I find myself wincing now every time I notice a recently retired man dying without getting to enjoy much of his “golden years.” The actual rate of this may not be increasing, per se, but I just take it more personally, as my own distance from that work milestone shrinks. I try not to imagine what it must be like to work until ya die, which makes me want to ask, one more time:

What really matters here, guys? Do you believe that “the only measure of your words and your deeds will be the love you leave behind when you’re done”? If so, what kind of motion does that inspire in you? I know a parent who embroidered that line on a pillow to give to a college-bound child.

All men, with or without biological children, have fathering energy that is generative, meaning we can pass on our love of life to others, especially those close to us. When we are in generative motion, we are creatively authentic, growing connections that both support the community and fill our hearts. Almost any service to the greater good is generative and can help relieve pain, both the pain of those in need and the pain of those offering the service.

Generative motion also tunes up our inner gyroscope and provides energy to help us stand up to unwelcome, limiting stereotypes. It is indeed time that we actively pioneer paths for men and women that are better balanced, more just, equitable and compassionate, plus healthier. Start with your own inner life, your relationship with your gentle self and see what is reflected there. Deepen it, strengthen it, honor it.

And I bet any of us can find a way to sponsor even a little bit more love in the world this very afternoon. Then, tonight when we rest, we might hear this song echoing in our hearts. It’s a Tom Hunter message that I put to my own music

“Rock Me To Sleep”
All I can hear are the crickets and the whistle from some lonely freight
I've been working so hard to make everything right, but for now it'll just have to wait

CHORUS:
'Cause tonight I'd like you to rock me to sleep. I'd like you to sing me a song.
I'm tired of trying to figure things out. And I'm tired of being so strong.

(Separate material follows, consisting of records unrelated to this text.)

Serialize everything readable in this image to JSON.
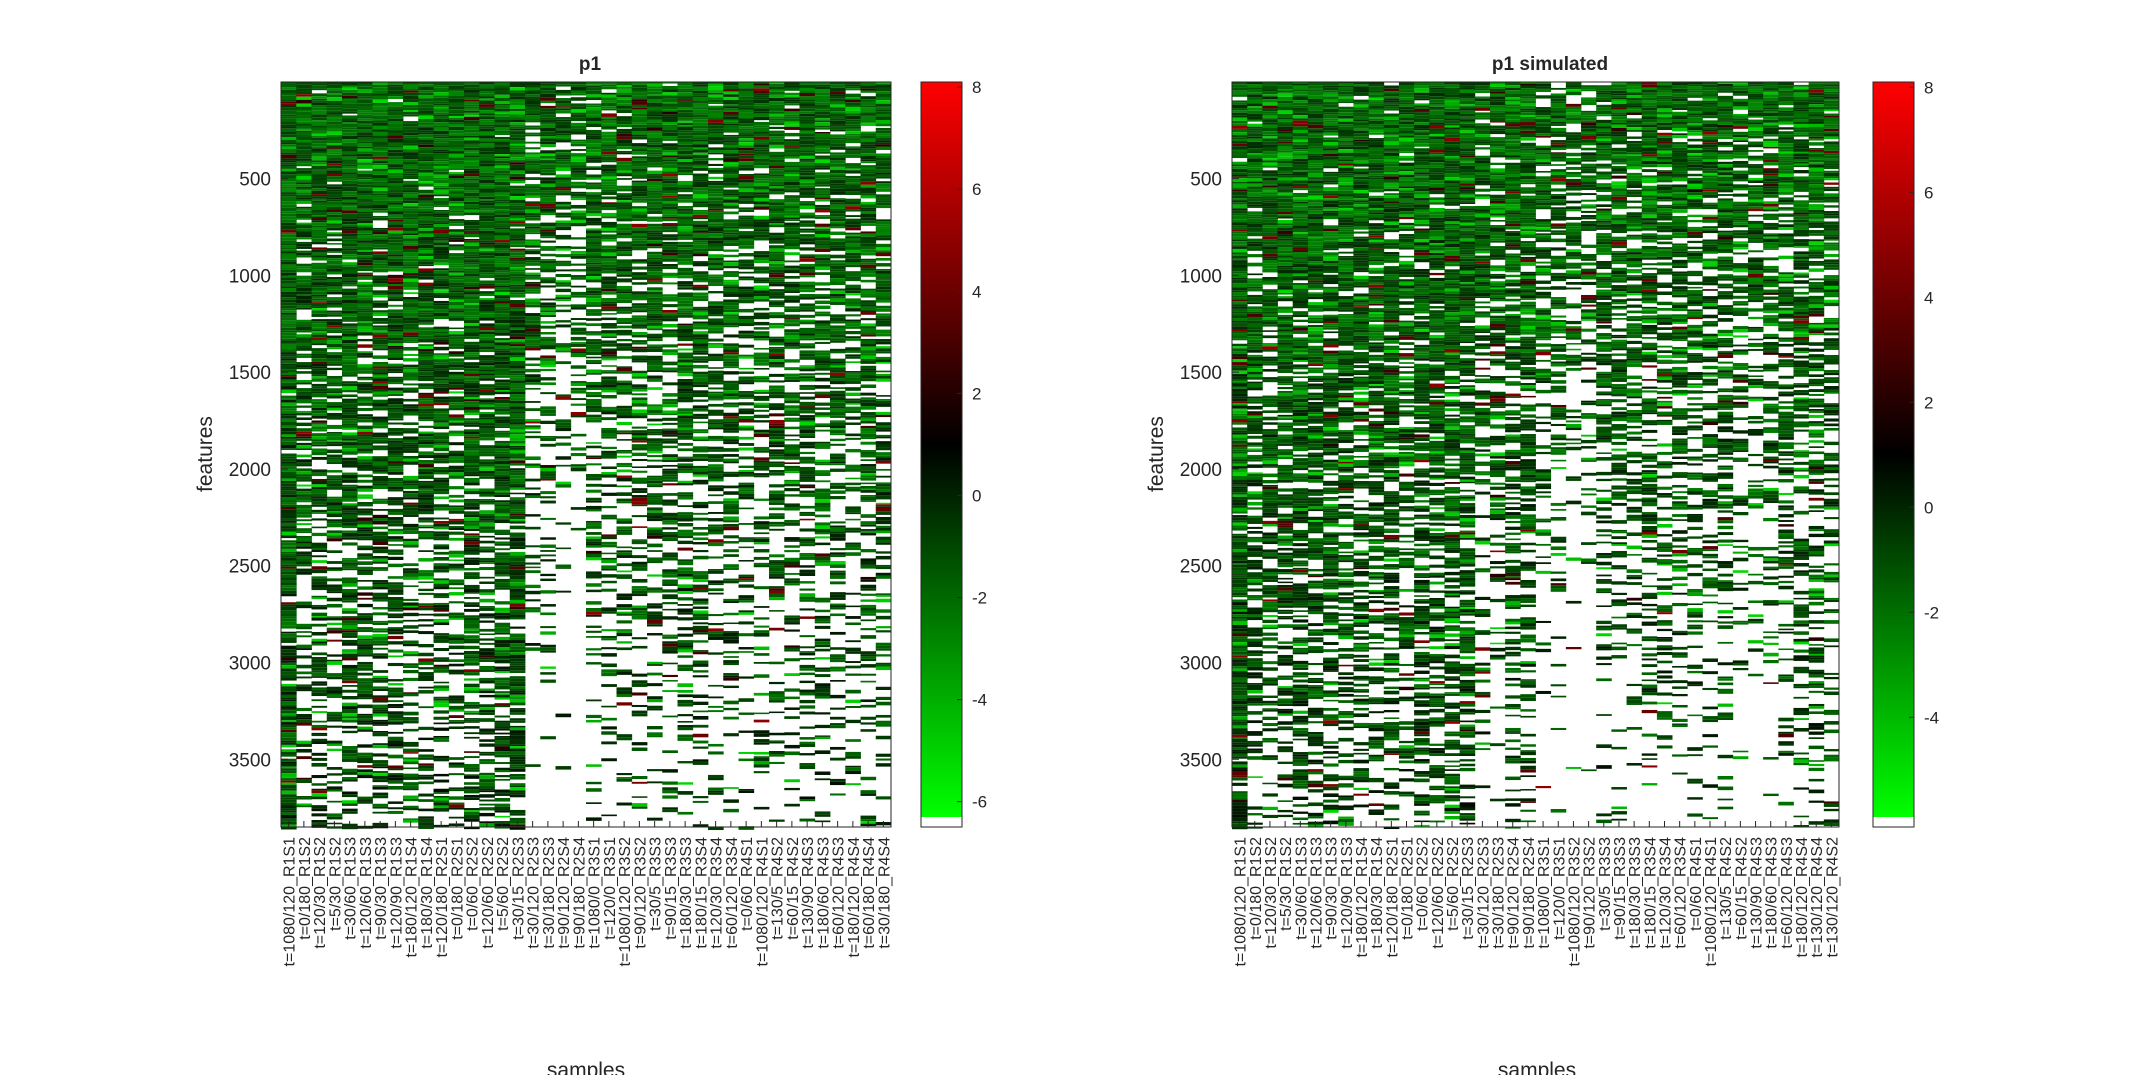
{
  "chart_data": [
    {
      "type": "heatmap",
      "title": "p1",
      "xlabel": "samples",
      "ylabel": "features",
      "y_ticks": [
        500,
        1000,
        1500,
        2000,
        2500,
        3000,
        3500
      ],
      "ylim": [
        1,
        3850
      ],
      "colorbar": {
        "ticks": [
          8,
          6,
          4,
          2,
          0,
          -2,
          -4,
          -6
        ],
        "range": [
          -6.3,
          8.1
        ],
        "colormap": [
          "#00ff00",
          "#000000",
          "#ff0000"
        ]
      },
      "missing_color": "#ffffff",
      "column_density_profile": [
        0.9,
        0.55,
        0.62,
        0.55,
        0.66,
        0.62,
        0.6,
        0.64,
        0.58,
        0.62,
        0.6,
        0.55,
        0.68,
        0.65,
        0.72,
        0.82,
        0.3,
        0.3,
        0.16,
        0.16,
        0.4,
        0.4,
        0.42,
        0.44,
        0.46,
        0.44,
        0.48,
        0.46,
        0.42,
        0.45,
        0.42,
        0.4,
        0.48,
        0.46,
        0.5,
        0.42,
        0.45,
        0.4,
        0.48,
        0.44
      ],
      "samples": [
        "t=1080/120_R1S1",
        "t=0/180_R1S2",
        "t=120/30_R1S2",
        "t=5/30_R1S2",
        "t=30/60_R1S3",
        "t=120/60_R1S3",
        "t=90/30_R1S3",
        "t=120/90_R1S3",
        "t=180/120_R1S4",
        "t=180/30_R1S4",
        "t=120/180_R2S1",
        "t=0/180_R2S1",
        "t=0/60_R2S2",
        "t=120/60_R2S2",
        "t=5/60_R2S2",
        "t=30/15_R2S3",
        "t=30/120_R2S3",
        "t=30/180_R2S3",
        "t=90/120_R2S4",
        "t=90/180_R2S4",
        "t=1080/0_R3S1",
        "t=120/0_R3S1",
        "t=1080/120_R3S2",
        "t=90/120_R3S2",
        "t=30/5_R3S3",
        "t=90/15_R3S3",
        "t=180/30_R3S3",
        "t=180/15_R3S4",
        "t=120/30_R3S4",
        "t=60/120_R3S4",
        "t=0/60_R4S1",
        "t=1080/120_R4S1",
        "t=130/5_R4S2",
        "t=60/15_R4S2",
        "t=130/90_R4S3",
        "t=180/60_R4S3",
        "t=60/120_R4S3",
        "t=180/120_R4S4",
        "t=60/180_R4S4",
        "t=30/180_R4S4"
      ]
    },
    {
      "type": "heatmap",
      "title": "p1 simulated",
      "xlabel": "samples",
      "ylabel": "features",
      "y_ticks": [
        500,
        1000,
        1500,
        2000,
        2500,
        3000,
        3500
      ],
      "ylim": [
        1,
        3850
      ],
      "colorbar": {
        "ticks": [
          8,
          6,
          4,
          2,
          0,
          -2,
          -4
        ],
        "range": [
          -5.9,
          8.1
        ],
        "colormap": [
          "#00ff00",
          "#000000",
          "#ff0000"
        ]
      },
      "missing_color": "#ffffff",
      "column_density_profile": [
        0.9,
        0.58,
        0.6,
        0.58,
        0.62,
        0.64,
        0.6,
        0.62,
        0.6,
        0.58,
        0.6,
        0.5,
        0.62,
        0.6,
        0.66,
        0.7,
        0.4,
        0.4,
        0.58,
        0.58,
        0.3,
        0.3,
        0.16,
        0.16,
        0.4,
        0.42,
        0.38,
        0.44,
        0.42,
        0.4,
        0.42,
        0.4,
        0.44,
        0.3,
        0.3,
        0.34,
        0.42,
        0.5,
        0.5,
        0.44
      ],
      "samples": [
        "t=1080/120_R1S1",
        "t=0/180_R1S2",
        "t=120/30_R1S2",
        "t=5/30_R1S2",
        "t=30/60_R1S3",
        "t=120/60_R1S3",
        "t=90/30_R1S3",
        "t=120/90_R1S3",
        "t=180/120_R1S4",
        "t=180/30_R1S4",
        "t=120/180_R2S1",
        "t=0/180_R2S1",
        "t=0/60_R2S2",
        "t=120/60_R2S2",
        "t=5/60_R2S2",
        "t=30/15_R2S3",
        "t=30/120_R2S3",
        "t=30/180_R2S3",
        "t=90/120_R2S4",
        "t=90/180_R2S4",
        "t=1080/0_R3S1",
        "t=120/0_R3S1",
        "t=1080/120_R3S2",
        "t=90/120_R3S2",
        "t=30/5_R3S3",
        "t=90/15_R3S3",
        "t=180/30_R3S3",
        "t=180/15_R3S4",
        "t=120/30_R3S4",
        "t=60/120_R3S4",
        "t=0/60_R4S1",
        "t=1080/120_R4S1",
        "t=130/5_R4S2",
        "t=60/15_R4S2",
        "t=130/90_R4S3",
        "t=180/60_R4S3",
        "t=60/120_R4S3",
        "t=180/120_R4S4",
        "t=130/120_R4S4",
        "t=130/120_R4S2"
      ]
    }
  ]
}
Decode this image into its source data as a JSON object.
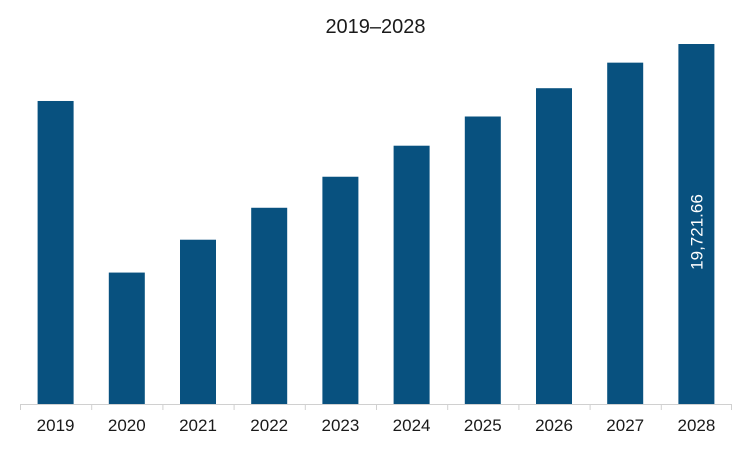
{
  "chart_data": {
    "type": "bar",
    "title": "2019–2028",
    "xlabel": "",
    "ylabel": "",
    "categories": [
      "2019",
      "2020",
      "2021",
      "2022",
      "2023",
      "2024",
      "2025",
      "2026",
      "2027",
      "2028"
    ],
    "values": [
      16600,
      7200,
      9000,
      10750,
      12450,
      14150,
      15750,
      17300,
      18700,
      19721.66
    ],
    "data_labels": [
      null,
      null,
      null,
      null,
      null,
      null,
      null,
      null,
      null,
      "19,721.66"
    ],
    "ylim": [
      0,
      20000
    ],
    "grid": false,
    "legend": "none",
    "colors": {
      "bar": "#08517f",
      "axis": "#d0d0d0",
      "text": "#1a1a1a",
      "label_text": "#ffffff"
    }
  }
}
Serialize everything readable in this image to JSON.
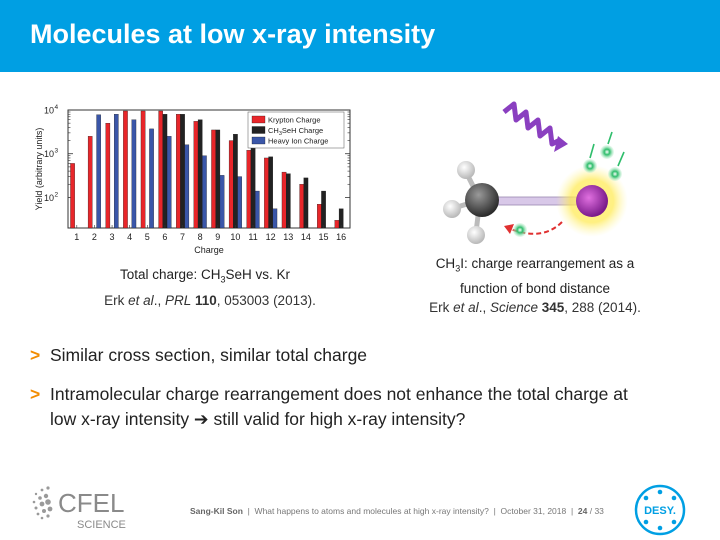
{
  "header": {
    "title": "Molecules at low x-ray intensity"
  },
  "left_panel": {
    "caption_pre": "Total charge: CH",
    "caption_sub": "3",
    "caption_post": "SeH vs. Kr",
    "ref_authors": "Erk ",
    "ref_etal": "et al",
    "ref_dot": "., ",
    "ref_journal": "PRL",
    "ref_space": " ",
    "ref_volume": "110",
    "ref_rest": ", 053003 (2013)."
  },
  "right_panel": {
    "caption_line1_pre": "CH",
    "caption_line1_sub": "3",
    "caption_line1_post": "I: charge rearrangement as a",
    "caption_line2": "function of bond distance",
    "ref_authors": "Erk ",
    "ref_etal": "et al",
    "ref_dot": "., ",
    "ref_journal": "Science",
    "ref_space": " ",
    "ref_volume": "345",
    "ref_rest": ", 288 (2014)."
  },
  "bullets": [
    {
      "marker": ">",
      "text": "Similar cross section, similar total charge"
    },
    {
      "marker": ">",
      "text": "Intramolecular charge rearrangement does not enhance the total charge at low x-ray intensity ➔ still valid for high x-ray intensity?"
    }
  ],
  "footer": {
    "logo_text": "CFEL",
    "logo_sub": "SCIENCE",
    "author": "Sang-Kil Son",
    "talk": "  |  What happens to atoms and molecules at high x-ray intensity?  |  October 31, 2018  |  ",
    "page": "24",
    "total": " / 33",
    "desy_text": "DESY."
  },
  "colors": {
    "header_bg": "#009fe3",
    "bullet_marker": "#f28c00",
    "krypton": "#e8262a",
    "ch3seh": "#222222",
    "heavy_ion": "#3a56a8"
  },
  "chart_data": {
    "type": "bar",
    "xlabel": "Charge",
    "ylabel": "Yield (arbitrary units)",
    "y_scale": "log",
    "ylim": [
      20,
      10000
    ],
    "y_ticks": [
      "10",
      "10",
      "10"
    ],
    "y_tick_exponents": [
      "2",
      "3",
      "4"
    ],
    "y_tick_values": [
      100,
      1000,
      10000
    ],
    "categories": [
      "1",
      "2",
      "3",
      "4",
      "5",
      "6",
      "7",
      "8",
      "9",
      "10",
      "11",
      "12",
      "13",
      "14",
      "15",
      "16"
    ],
    "legend_placement": "top-right",
    "series": [
      {
        "name": "Krypton Charge",
        "color": "#e8262a",
        "values": [
          600,
          2500,
          5000,
          9500,
          9500,
          9500,
          8000,
          5500,
          3500,
          2000,
          1200,
          800,
          380,
          200,
          70,
          30
        ]
      },
      {
        "name_pre": "CH",
        "name_sub": "3",
        "name_post": "SeH Charge",
        "color": "#222222",
        "values": [
          null,
          null,
          null,
          null,
          null,
          8000,
          8000,
          6000,
          3500,
          2800,
          1700,
          850,
          350,
          280,
          140,
          55
        ]
      },
      {
        "name": "Heavy Ion Charge",
        "color": "#3a56a8",
        "values": [
          null,
          7800,
          8000,
          6000,
          3700,
          2500,
          1600,
          900,
          320,
          300,
          140,
          55,
          null,
          null,
          null,
          null
        ]
      }
    ]
  }
}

I've never been too good at asking. I'm more apt to do it alone.
And it's strange how a lot of us think something's wrong if we can't do it all on our own.

CHORUS

It's funny how times when you're hurting make what's so familiar seem strange,
So when you need help it's hardest to ask, and it always takes so long to change.

CHORUS

*[“The demographic characteristics of the linguistic and religious groups in Switzerland” by Werner Haug and Phillipe Warner of the Federal Statistical Office, Neuchatel. It appears in Volume 2 of Population Studies No. 31, a book titled The Demographic Characteristics of National Minorities in Certain European States, edited by Werner Haug and others, published by the Council of Europe Directorate General III, Social Cohesion, Strasbourg, January 2000.]

** [First statistic from church growth expert Lyle Schaller. Second from the U.S. Congregational Life Survey by Deborah Bruce and Cynthia Woolever, published in 2002 as A Field Guide to U.S. Congregations. Both quoted by Henry G. Brinton, Senior Pastor of Fairfax Presbyterian Church, “Praying for More Men,” in the Washington Post Outlook section, Dec. 19, 2003.]